Not much has changed otherwise. Last week we made the short trip to Hot Air City where we bought an "over the bed" table, on wheels, of the type used in hospitals, a better type of bed pole and ordered a Revolutionary Chair, an expensive chair on which the seat is able to rotate +/- 90 degrees as well as forward by some 100 or so millimetres for use at a table or desk, because she is frequently trapped. frozen, facing the kitchen table or her desk and I need to drag the chair on which she is seated across the floor in order to rescue her - not good for me or the furniture. I may buy a second should the first be successful.

One morning when the Apomine infusion needle was removed there was quite a blood flow, requiring a small round plaster to stop the flow. Days later there is quite extensive bruising around the site. She often reports that on initiating an Apomine bolus dose the big toe on her left foot "tingles"; she yelped in surprise the first time this happened. And if I have her do the Parky finger-to-thumb touching exercise the top of her head tingles and/or itches. The itchy areas on her arms and legs have disappeared, leaving only small scabby bits where the skin had broken. An area on the back of her neck also began to itch and was irritated by the cord supporting the Apomine pump bag but that has almost cleared.

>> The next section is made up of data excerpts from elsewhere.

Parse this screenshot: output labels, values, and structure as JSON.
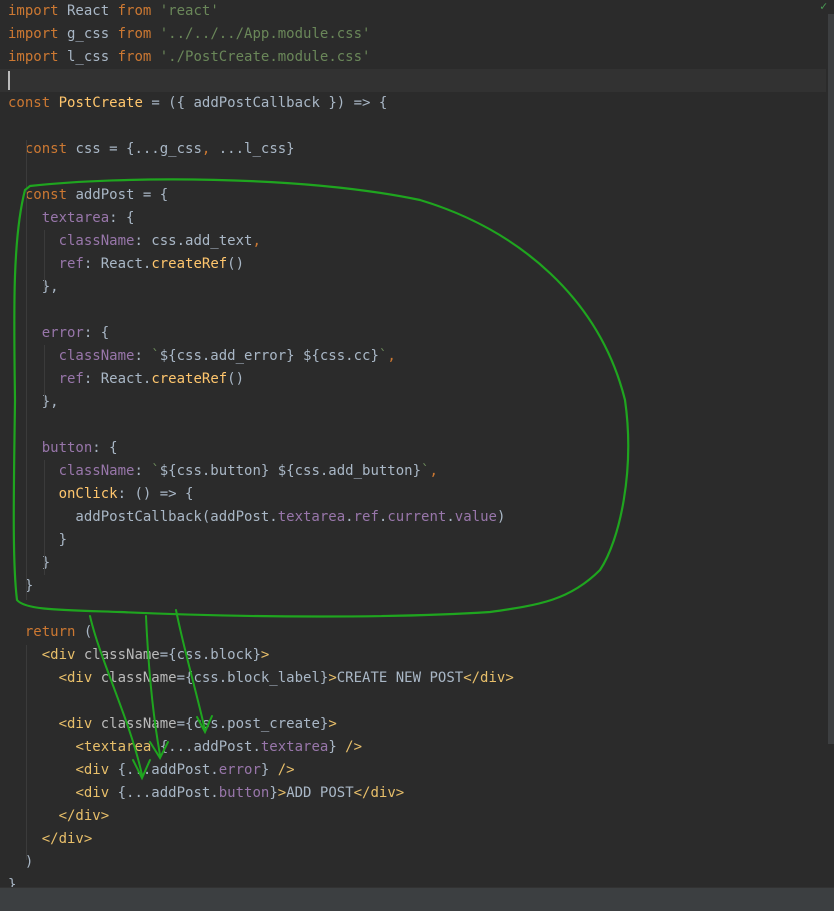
{
  "editor": {
    "lines": [
      {
        "tokens": [
          {
            "t": "import",
            "c": "kw"
          },
          {
            "t": " React ",
            "c": "txt"
          },
          {
            "t": "from",
            "c": "kw"
          },
          {
            "t": " ",
            "c": "txt"
          },
          {
            "t": "'react'",
            "c": "str"
          }
        ]
      },
      {
        "tokens": [
          {
            "t": "import",
            "c": "kw"
          },
          {
            "t": " g_css ",
            "c": "txt"
          },
          {
            "t": "from",
            "c": "kw"
          },
          {
            "t": " ",
            "c": "txt"
          },
          {
            "t": "'../../../App.module.css'",
            "c": "str"
          }
        ]
      },
      {
        "tokens": [
          {
            "t": "import",
            "c": "kw"
          },
          {
            "t": " l_css ",
            "c": "txt"
          },
          {
            "t": "from",
            "c": "kw"
          },
          {
            "t": " ",
            "c": "txt"
          },
          {
            "t": "'./PostCreate.module.css'",
            "c": "str"
          }
        ]
      },
      {
        "tokens": [],
        "current": true
      },
      {
        "tokens": [
          {
            "t": "const",
            "c": "kw"
          },
          {
            "t": " ",
            "c": "txt"
          },
          {
            "t": "PostCreate",
            "c": "fn"
          },
          {
            "t": " = ({ addPostCallback }) => {",
            "c": "txt"
          }
        ]
      },
      {
        "tokens": []
      },
      {
        "tokens": [
          {
            "t": "  ",
            "c": "txt"
          },
          {
            "t": "const",
            "c": "kw"
          },
          {
            "t": " css = {...g_css",
            "c": "txt"
          },
          {
            "t": ",",
            "c": "kw"
          },
          {
            "t": " ...l_css}",
            "c": "txt"
          }
        ]
      },
      {
        "tokens": []
      },
      {
        "tokens": [
          {
            "t": "  ",
            "c": "txt"
          },
          {
            "t": "const",
            "c": "kw"
          },
          {
            "t": " addPost = {",
            "c": "txt"
          }
        ]
      },
      {
        "tokens": [
          {
            "t": "    ",
            "c": "txt"
          },
          {
            "t": "textarea",
            "c": "prop"
          },
          {
            "t": ": {",
            "c": "txt"
          }
        ]
      },
      {
        "tokens": [
          {
            "t": "      ",
            "c": "txt"
          },
          {
            "t": "className",
            "c": "prop"
          },
          {
            "t": ": css.add_text",
            "c": "txt"
          },
          {
            "t": ",",
            "c": "kw"
          }
        ]
      },
      {
        "tokens": [
          {
            "t": "      ",
            "c": "txt"
          },
          {
            "t": "ref",
            "c": "prop"
          },
          {
            "t": ": React.",
            "c": "txt"
          },
          {
            "t": "createRef",
            "c": "fn"
          },
          {
            "t": "()",
            "c": "txt"
          }
        ]
      },
      {
        "tokens": [
          {
            "t": "    },",
            "c": "txt"
          }
        ]
      },
      {
        "tokens": []
      },
      {
        "tokens": [
          {
            "t": "    ",
            "c": "txt"
          },
          {
            "t": "error",
            "c": "prop"
          },
          {
            "t": ": {",
            "c": "txt"
          }
        ]
      },
      {
        "tokens": [
          {
            "t": "      ",
            "c": "txt"
          },
          {
            "t": "className",
            "c": "prop"
          },
          {
            "t": ": ",
            "c": "txt"
          },
          {
            "t": "`",
            "c": "str"
          },
          {
            "t": "${css.add_error} ${css.cc}",
            "c": "txt"
          },
          {
            "t": "`",
            "c": "str"
          },
          {
            "t": ",",
            "c": "kw"
          }
        ]
      },
      {
        "tokens": [
          {
            "t": "      ",
            "c": "txt"
          },
          {
            "t": "ref",
            "c": "prop"
          },
          {
            "t": ": React.",
            "c": "txt"
          },
          {
            "t": "createRef",
            "c": "fn"
          },
          {
            "t": "()",
            "c": "txt"
          }
        ]
      },
      {
        "tokens": [
          {
            "t": "    },",
            "c": "txt"
          }
        ]
      },
      {
        "tokens": []
      },
      {
        "tokens": [
          {
            "t": "    ",
            "c": "txt"
          },
          {
            "t": "button",
            "c": "prop"
          },
          {
            "t": ": {",
            "c": "txt"
          }
        ]
      },
      {
        "tokens": [
          {
            "t": "      ",
            "c": "txt"
          },
          {
            "t": "className",
            "c": "prop"
          },
          {
            "t": ": ",
            "c": "txt"
          },
          {
            "t": "`",
            "c": "str"
          },
          {
            "t": "${css.button} ${css.add_button}",
            "c": "txt"
          },
          {
            "t": "`",
            "c": "str"
          },
          {
            "t": ",",
            "c": "kw"
          }
        ]
      },
      {
        "tokens": [
          {
            "t": "      ",
            "c": "txt"
          },
          {
            "t": "onClick",
            "c": "fn"
          },
          {
            "t": ": () => {",
            "c": "txt"
          }
        ]
      },
      {
        "tokens": [
          {
            "t": "        addPostCallback(addPost.",
            "c": "txt"
          },
          {
            "t": "textarea",
            "c": "prop"
          },
          {
            "t": ".",
            "c": "txt"
          },
          {
            "t": "ref",
            "c": "prop"
          },
          {
            "t": ".",
            "c": "txt"
          },
          {
            "t": "current",
            "c": "prop"
          },
          {
            "t": ".",
            "c": "txt"
          },
          {
            "t": "value",
            "c": "prop"
          },
          {
            "t": ")",
            "c": "txt"
          }
        ]
      },
      {
        "tokens": [
          {
            "t": "      }",
            "c": "txt"
          }
        ]
      },
      {
        "tokens": [
          {
            "t": "    }",
            "c": "txt"
          }
        ]
      },
      {
        "tokens": [
          {
            "t": "  }",
            "c": "txt"
          }
        ]
      },
      {
        "tokens": []
      },
      {
        "tokens": [
          {
            "t": "  ",
            "c": "txt"
          },
          {
            "t": "return",
            "c": "kw"
          },
          {
            "t": " (",
            "c": "txt"
          }
        ]
      },
      {
        "tokens": [
          {
            "t": "    ",
            "c": "txt"
          },
          {
            "t": "<div",
            "c": "tag"
          },
          {
            "t": " ",
            "c": "txt"
          },
          {
            "t": "className",
            "c": "attr"
          },
          {
            "t": "={css.block}",
            "c": "txt"
          },
          {
            "t": ">",
            "c": "tag"
          }
        ]
      },
      {
        "tokens": [
          {
            "t": "      ",
            "c": "txt"
          },
          {
            "t": "<div",
            "c": "tag"
          },
          {
            "t": " ",
            "c": "txt"
          },
          {
            "t": "className",
            "c": "attr"
          },
          {
            "t": "={css.block_label}",
            "c": "txt"
          },
          {
            "t": ">",
            "c": "tag"
          },
          {
            "t": "CREATE NEW POST",
            "c": "txt"
          },
          {
            "t": "</div>",
            "c": "tag"
          }
        ]
      },
      {
        "tokens": []
      },
      {
        "tokens": [
          {
            "t": "      ",
            "c": "txt"
          },
          {
            "t": "<div",
            "c": "tag"
          },
          {
            "t": " ",
            "c": "txt"
          },
          {
            "t": "className",
            "c": "attr"
          },
          {
            "t": "={css.post_create}",
            "c": "txt"
          },
          {
            "t": ">",
            "c": "tag"
          }
        ]
      },
      {
        "tokens": [
          {
            "t": "        ",
            "c": "txt"
          },
          {
            "t": "<textarea",
            "c": "tag"
          },
          {
            "t": " {...addPost.",
            "c": "txt"
          },
          {
            "t": "textarea",
            "c": "prop"
          },
          {
            "t": "} ",
            "c": "txt"
          },
          {
            "t": "/>",
            "c": "tag"
          }
        ]
      },
      {
        "tokens": [
          {
            "t": "        ",
            "c": "txt"
          },
          {
            "t": "<div",
            "c": "tag"
          },
          {
            "t": " {...addPost.",
            "c": "txt"
          },
          {
            "t": "error",
            "c": "prop"
          },
          {
            "t": "} ",
            "c": "txt"
          },
          {
            "t": "/>",
            "c": "tag"
          }
        ]
      },
      {
        "tokens": [
          {
            "t": "        ",
            "c": "txt"
          },
          {
            "t": "<div",
            "c": "tag"
          },
          {
            "t": " {...addPost.",
            "c": "txt"
          },
          {
            "t": "button",
            "c": "prop"
          },
          {
            "t": "}",
            "c": "txt"
          },
          {
            "t": ">",
            "c": "tag"
          },
          {
            "t": "ADD POST",
            "c": "txt"
          },
          {
            "t": "</div>",
            "c": "tag"
          }
        ]
      },
      {
        "tokens": [
          {
            "t": "      ",
            "c": "txt"
          },
          {
            "t": "</div>",
            "c": "tag"
          }
        ]
      },
      {
        "tokens": [
          {
            "t": "    ",
            "c": "txt"
          },
          {
            "t": "</div>",
            "c": "tag"
          }
        ]
      },
      {
        "tokens": [
          {
            "t": "  )",
            "c": "txt"
          }
        ]
      },
      {
        "tokens": [
          {
            "t": "}",
            "c": "txt"
          }
        ]
      }
    ]
  },
  "colors": {
    "background": "#2b2b2b",
    "keyword": "#cc7832",
    "string": "#6a8759",
    "function": "#ffc66d",
    "property": "#9876aa",
    "tag": "#e8bf6a",
    "annotation": "#1fa51f"
  },
  "icons": {
    "inspection_status": "check-icon"
  }
}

Even though she adjusts the height of the bed at times during the night, there remain a mountain of pillows around her bed and sometimes I wake to find her upside down on the bed.

Some nights she may need the commode only twice, usually more frequently. For instance, this morning between 4am and 5.30am she used the commode 5 times. I must contact the OT at the hospital because the replacement commode is too high, her feet don't touch the floor when seated, and sometimes helping her on and off is a strain.

She found the word "Myoclonus" in one of her PD books; a word and description she over-looked in the past. We are so pleased to have a word to describe the feeling when speaking to learned professionals. Similar to the word "diphasic" mentioned by Polly the PD nurse. A misguided sense of achievement perhaps?